Enter myfitnesspal.com. I got this recommend from a friend of mine, and at this point I was frankly tired of comparing these, but I gave it a shot -for one brief week I was logging in all three just to make sure the numbers were nearby to each other. The thing I noticed straight away was it kept a history of recent foods per mealtime which is great for me since I often eat similar breakfasts and lunches. Dailyburn and Fitday didnt really have any optimizations for this. In MFP I can copy a day’s entire meal set to today. EXTREMELY faster. I love it. Also, its about halfway between Fitday and Dailyburn for speed vs pretty for load time. Baby bear balance. Another thing is MFP has a better community aspect with a Facebook/twitter/socialmediawhatsit style news feed and status and even friending. I sometimes disdained weight watchers for the group aspect of it – in fact part of the reason I was ok with it was they had just rolled out the option to be 100% on the web without going to meetings which I thought were a mix of support group and peer pressure. Neither of which I wanted. I’m not sure how important that piece of MFP is for me, but I have one friend on there, and it does give us a channel to communicate more than I used to so thats a positive. There are a couple gripes about MFP – there is a similar problem with dailyburn in that there are weird user submitted entries, but there is a thumbs up/down to rate those, so that helps. Also, in Fitday and Dailyburn I just entered an arbitrary number for protein/carb goals, but I can’t do that in MFP, I specify those as percentages of calories which is not exactly right since I treat one as a minimum (protein) and one as a maximum (carbs), and fats are thrown in there too, and I don’t track those at all, so I’m stuck with these weird “goals” that I just ignore for the most part.

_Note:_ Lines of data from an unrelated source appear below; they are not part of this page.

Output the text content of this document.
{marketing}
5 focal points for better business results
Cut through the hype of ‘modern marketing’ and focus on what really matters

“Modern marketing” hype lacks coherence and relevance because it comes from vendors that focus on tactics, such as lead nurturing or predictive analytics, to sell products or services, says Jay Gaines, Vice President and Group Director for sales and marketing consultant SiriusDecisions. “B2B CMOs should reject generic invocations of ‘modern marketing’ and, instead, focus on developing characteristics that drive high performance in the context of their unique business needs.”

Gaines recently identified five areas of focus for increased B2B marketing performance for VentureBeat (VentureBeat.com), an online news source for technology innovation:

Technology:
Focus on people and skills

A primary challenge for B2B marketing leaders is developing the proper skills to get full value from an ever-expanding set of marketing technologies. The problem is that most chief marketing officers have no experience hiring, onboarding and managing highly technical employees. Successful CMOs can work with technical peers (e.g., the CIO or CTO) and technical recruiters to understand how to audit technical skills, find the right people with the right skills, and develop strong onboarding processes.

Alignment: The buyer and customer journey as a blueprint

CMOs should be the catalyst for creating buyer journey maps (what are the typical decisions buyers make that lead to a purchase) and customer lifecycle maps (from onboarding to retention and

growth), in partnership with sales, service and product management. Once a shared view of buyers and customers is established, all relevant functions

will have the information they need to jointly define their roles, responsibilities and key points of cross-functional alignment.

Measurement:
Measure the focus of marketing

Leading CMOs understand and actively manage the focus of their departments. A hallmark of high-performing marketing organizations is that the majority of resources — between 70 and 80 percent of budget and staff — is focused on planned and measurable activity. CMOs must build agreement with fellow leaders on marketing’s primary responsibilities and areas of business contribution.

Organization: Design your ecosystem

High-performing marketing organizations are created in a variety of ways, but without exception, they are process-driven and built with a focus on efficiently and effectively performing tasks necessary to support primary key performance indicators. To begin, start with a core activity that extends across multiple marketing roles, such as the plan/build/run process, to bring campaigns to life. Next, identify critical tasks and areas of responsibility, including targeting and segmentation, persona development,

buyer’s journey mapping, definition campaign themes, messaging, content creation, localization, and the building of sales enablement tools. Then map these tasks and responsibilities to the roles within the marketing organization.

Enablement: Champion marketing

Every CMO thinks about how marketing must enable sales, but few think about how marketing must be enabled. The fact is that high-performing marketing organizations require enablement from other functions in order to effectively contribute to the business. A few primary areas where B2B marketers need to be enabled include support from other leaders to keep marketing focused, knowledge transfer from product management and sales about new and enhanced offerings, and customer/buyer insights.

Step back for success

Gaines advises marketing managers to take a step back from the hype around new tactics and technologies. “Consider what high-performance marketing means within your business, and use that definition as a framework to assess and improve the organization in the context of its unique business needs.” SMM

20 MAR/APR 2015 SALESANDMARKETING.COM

In short, I am on Myfitnesspal. My username is nicehat if you want to find me there. My food diary is here and public. You’ve no doubt also noticed I blog the food daily which is more a way for me to have some historical record for that and to track stuff (number of vegetables) not tracked on any site. Feel free to friend me there or otherwise stalk what I eat. I may at some point find a way to move the food posts to another page, and reclaim my blog for blogging, but don’t quote me. Content is hard to create with any regularity, and daily content is almost unheard of for a single blogger (and I don’t like the term blog!) Content is content, even if it’s just food logging.

One Comment

  1. You probably saw this. In MFP, in “home – Settings – Food and Exercise Diary Settings” you can remove fat from the cals and add others (I track fiber, just for fun) The other parts, setting mins/max, alas isn’t there.